For Profit Companies: The more value you offer, the more money is offered.

NPOs: Are expected to give the most value, but get the least compensated. He suggests that NPOs pay more attractive salaries in order to attract the right expertise and value to the sector.

  • Advertising:

For Profit Companies: Spend more to increase your reach.

NPOs: Get advertising donated and don’t spend donated funds on advertising.

  • Raising Revenue

For Profit Companies: They take risks and some don’t work out. That is acceptable.

NPOs: If they take risks and fail, they are considered irresponsible. This stifles innovation.

  • Time

For Profit Companies: It sometimes takes years before they turn a profit.

NPOs: If they don’t make an immediate return, they are condemned. Some worthy causes and projects require years to get the desired results.

  • Profit

For Profit Companies: The more profits are made, the more risk they can take.

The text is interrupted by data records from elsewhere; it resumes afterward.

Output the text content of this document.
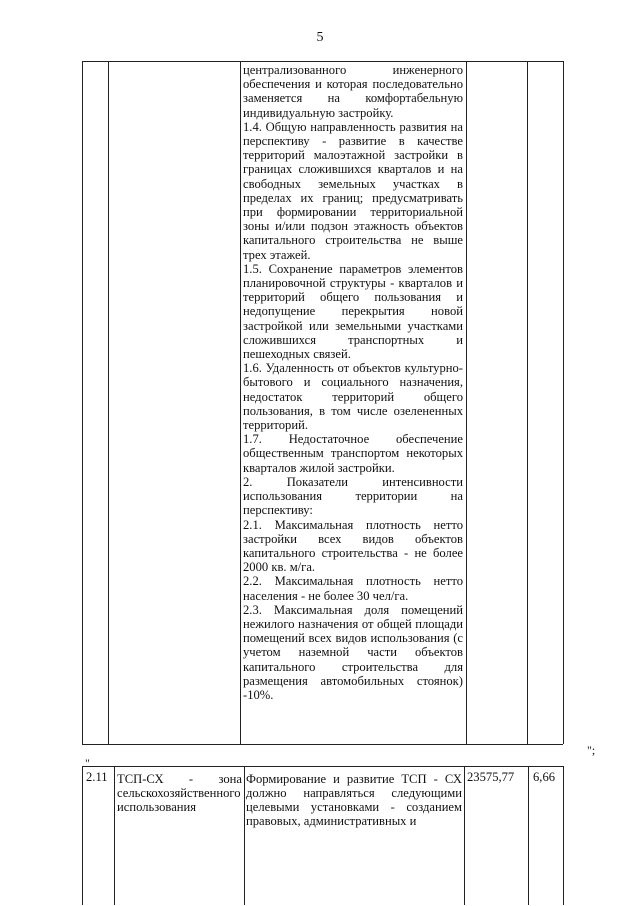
5

централизованного инженерного обеспечения и которая последовательно заменяется на комфортабельную индивидуальную застройку.

1.4. Общую направленность развития на перспективу - развитие в качестве территорий малоэтажной застройки в границах сложившихся кварталов и на свободных земельных участках в пределах их границ; предусматривать при формировании территориальной зоны и/или подзон этажность объектов капитального строительства не выше трех этажей.

1.5. Сохранение параметров элементов планировочной структуры - кварталов и территорий общего пользования и недопущение перекрытия новой застройкой или земельными участками сложившихся транспортных и пешеходных связей.

1.6. Удаленность от объектов культурно-бытового и социального назначения, недостаток территорий общего пользования, в том числе озелененных территорий.

1.7. Недостаточное обеспечение общественным транспортом некоторых кварталов жилой застройки.

2. Показатели интенсивности использования территории на перспективу:

2.1. Максимальная плотность нетто застройки всех видов объектов капитального строительства - не более 2000 кв. м/га.

2.2. Максимальная плотность нетто населения - не более 30 чел/га.

2.3. Максимальная доля помещений нежилого назначения от общей площади помещений всех видов использования (с учетом наземной части объектов капитального строительства для размещения автомобильных стоянок) -10%.

"
";
2.11 ТСП-СХ - зона
сельскохозяйственного использования
Формирование и развитие ТСП - СХ должно направляться следующими целевыми установками - созданием правовых, административных и
23575,77 6,66
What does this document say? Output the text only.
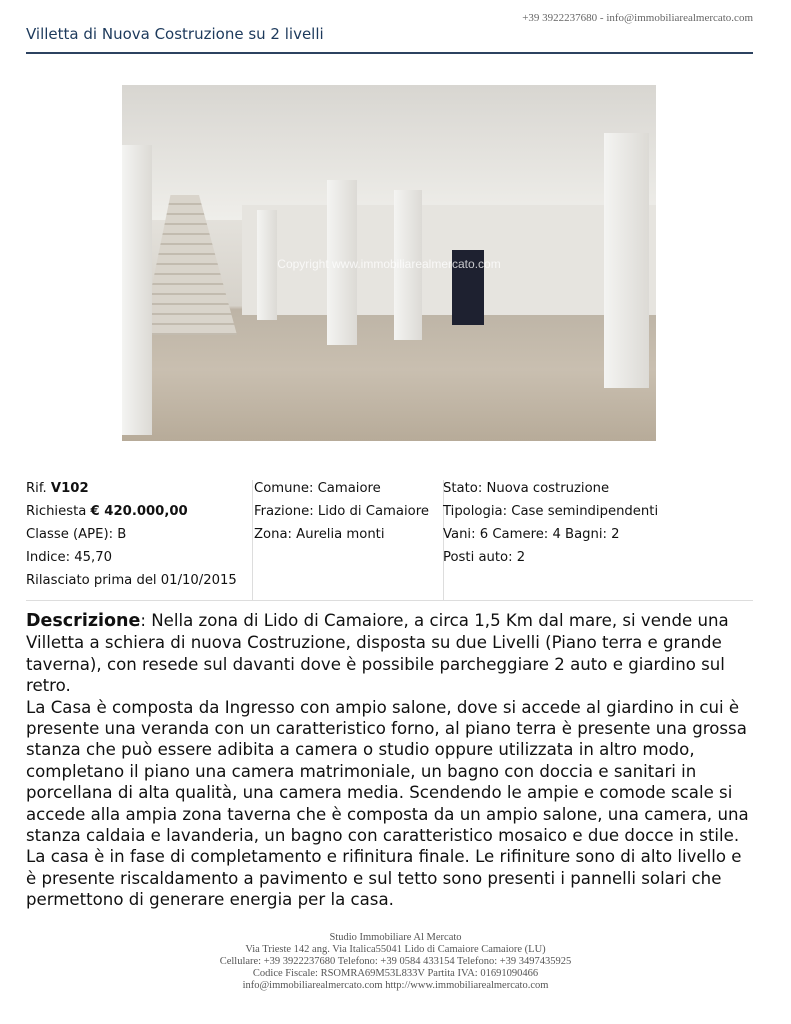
+39 3922237680 - info@immobiliarealmercato.com
Villetta di Nuova Costruzione su 2 livelli
Copyright www.immobiliarealmercato.com
Rif. V102
Richiesta € 420.000,00
Classe (APE): B
Indice: 45,70
Rilasciato prima del 01/10/2015
Comune: Camaiore
Frazione: Lido di Camaiore
Zona: Aurelia monti
Stato: Nuova costruzione
Tipologia: Case semindipendenti
Vani: 6 Camere: 4 Bagni: 2
Posti auto: 2

Descrizione: Nella zona di Lido di Camaiore, a circa 1,5 Km dal mare, si vende una Villetta a schiera di nuova Costruzione, disposta su due Livelli (Piano terra e grande taverna), con resede sul davanti dove è possibile parcheggiare 2 auto e giardino sul retro.

La Casa è composta da Ingresso con ampio salone, dove si accede al giardino in cui è presente una veranda con un caratteristico forno, al piano terra è presente una grossa stanza che può essere adibita a camera o studio oppure utilizzata in altro modo, completano il piano una camera matrimoniale, un bagno con doccia e sanitari in porcellana di alta qualità, una camera media. Scendendo le ampie e comode scale si accede alla ampia zona taverna che è composta da un ampio salone, una camera, una stanza caldaia e lavanderia, un bagno con caratteristico mosaico e due docce in stile. La casa è in fase di completamento e rifinitura finale. Le rifiniture sono di alto livello e è presente riscaldamento a pavimento e sul tetto sono presenti i pannelli solari che permettono di generare energia per la casa.

Studio Immobiliare Al Mercato
Via Trieste 142 ang. Via Italica55041 Lido di Camaiore Camaiore (LU)
Cellulare: +39 3922237680 Telefono: +39 0584 433154 Telefono: +39 3497435925
Codice Fiscale: RSOMRA69M53L833V Partita IVA: 01691090466
info@immobiliarealmercato.com http://www.immobiliarealmercato.com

NPOs: Should not make a profit and are therefore starved for growth and disadvantaged.

If NPOs are to survive the tough economic climate, be in a solid position to accommodate for an increased demand for their service offering, and grow, they will need to change the way they think and how they function. Similarly, donors should follow a more partnership approach, understand the dynamics in NPOs and discuss how best to use the funds. That way everyone wins – especially those who are being served by the cause.